Those oft are stratagems which errors seem,
Nor is it Homer nods, but we that dream.

Ver. 181. Still green with bays, &c.] But now fired with the name of Homer, and transported with the contemplation of those beauties which a cold critic can neither see nor conceive, the poet, from ver. 180 to 201, breaks out into a rapturous salutation of the rare felicity of those few ancients who have risen superior over time and accidents; and disdaining, as it were, any longer to reason with his critics, offers this as the surest confutation of their censures. Then with the humility of a suppliant at the shrine of immortals, and the sublimity of a poet participating of their fire, he turns again to these ancient worthies, and apostrophises their Manes:

Hail, bards triumphant! &c.

Ver. 200. T' admire superior sense, and doubt their own!] This line concludes the first division of the poem; in which we see the subject of the first and second part, and likewise the connexion they have with one another. It serves likewise to introduce the second. The effect of studying the ancients, as here recommended, would be the admiration of their superior sense, which, if it will not of itself dispose moderns to a diffidence of their own (one of the great uses, as well as natural fruits of that study), our author, to help forward their modesty, in his second part shows them (in a regular deduction of the causes and effects of wrong judgment) their own bright image and amiable turn of mind.

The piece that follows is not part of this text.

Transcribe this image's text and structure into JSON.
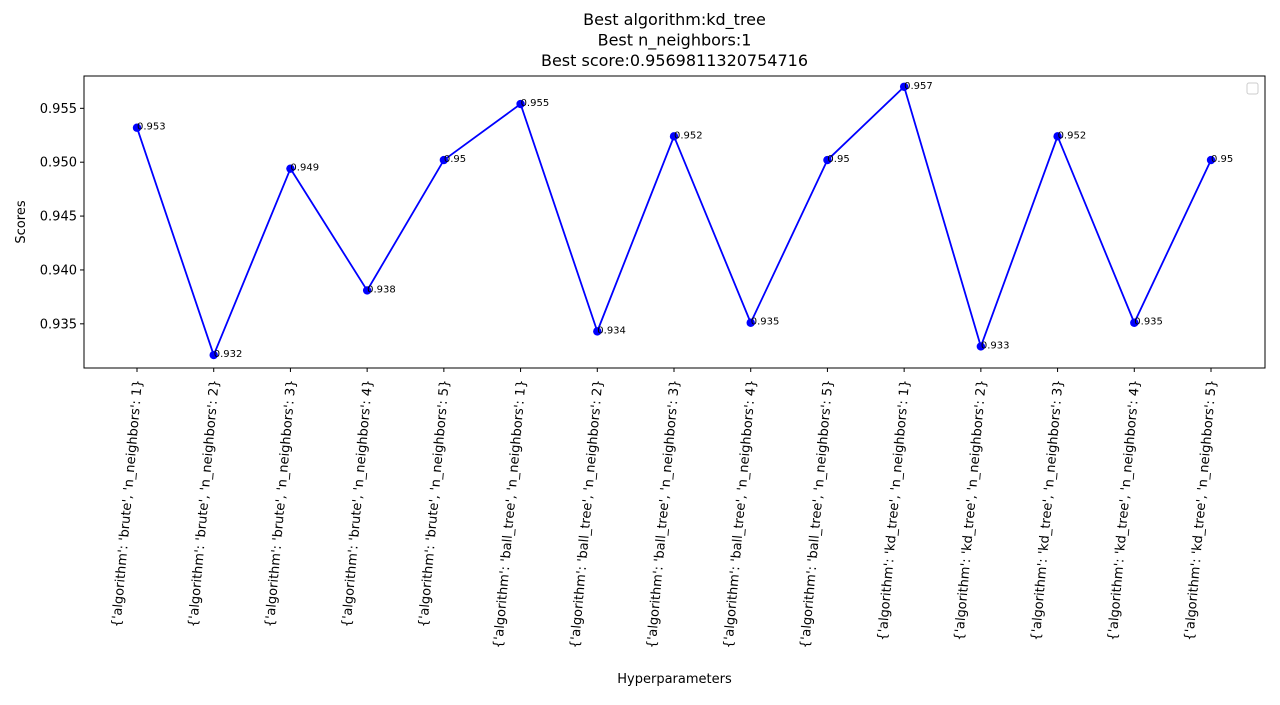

Ver. 201. Of all the causes, &c.] Having, in the first part, delivered rules for perfecting the art of criticism, the second is employed in explaining the impediments to it. The order of the two parts was well adjusted. For the causes of wrong judgment being pride, superficial learning, a bounded capacity, and partiality, they to whom this part is principally addressed, would not readily be brought either to see the malignity of the causes, or to own themselves concerned in the effects, had not the author previously both enlightened and convinced them, by the foregoing observations, on the vastness of art, and narrowness of wit; the extensive study of human nature and antiquity; and the characters of ancient poetry and criticism; the natural remedies to the four epidemic disorders he is now endeavouring to redress.

Ver. 201. Of all the causes, &c.] The first cause of wrong judgment is pride. He judiciously begins with this, from ver. 200 to 215, as on other accounts, so on this, that it is the very thing which gives modern criticism its character, whose complexion is abuse and censure. He calls it the vice of fools, by which term is not meant those to whom nature has given no judgment (for he is here speaking of what misleads the judgment), but those to whom learning and study have given more erudition than taste, as appears from the happy similitude of an ill-nourished body, where the same words which express the cause, express likewise the nature of pride:

For as in bodies, thus in souls, we find,
What wants in blood and spirits, swelled with wind.

It is the business of reason, he tells us, to dispel the cloud in which pride involves the mind: but the mischief is, that the rays of reason, diverted by self-love, sometime gild this cloud, instead of dispelling it. So that the judgment, by false lights reflected back upon itself, is still apt to be a little dazzled, and to mistake its object. He therefore advises to call in still more helps:

Trust not yourself; but your defects to know,
Make use of ev'ry friend and ev'ry foe.

Both the beginning and conclusion of this precept are remarkable. The question is of the means to subdue pride. He directs the critic to begin with a distrust of himself; and this is modesty, the first mortification of pride: and then to seek the assistance of others, and make use even of an enemy; and this is humility, the last mortification of pride: for when a man can once bring himself to submit to profit by an enemy, he has either already subdued his vanity, or is in a fair way of so doing.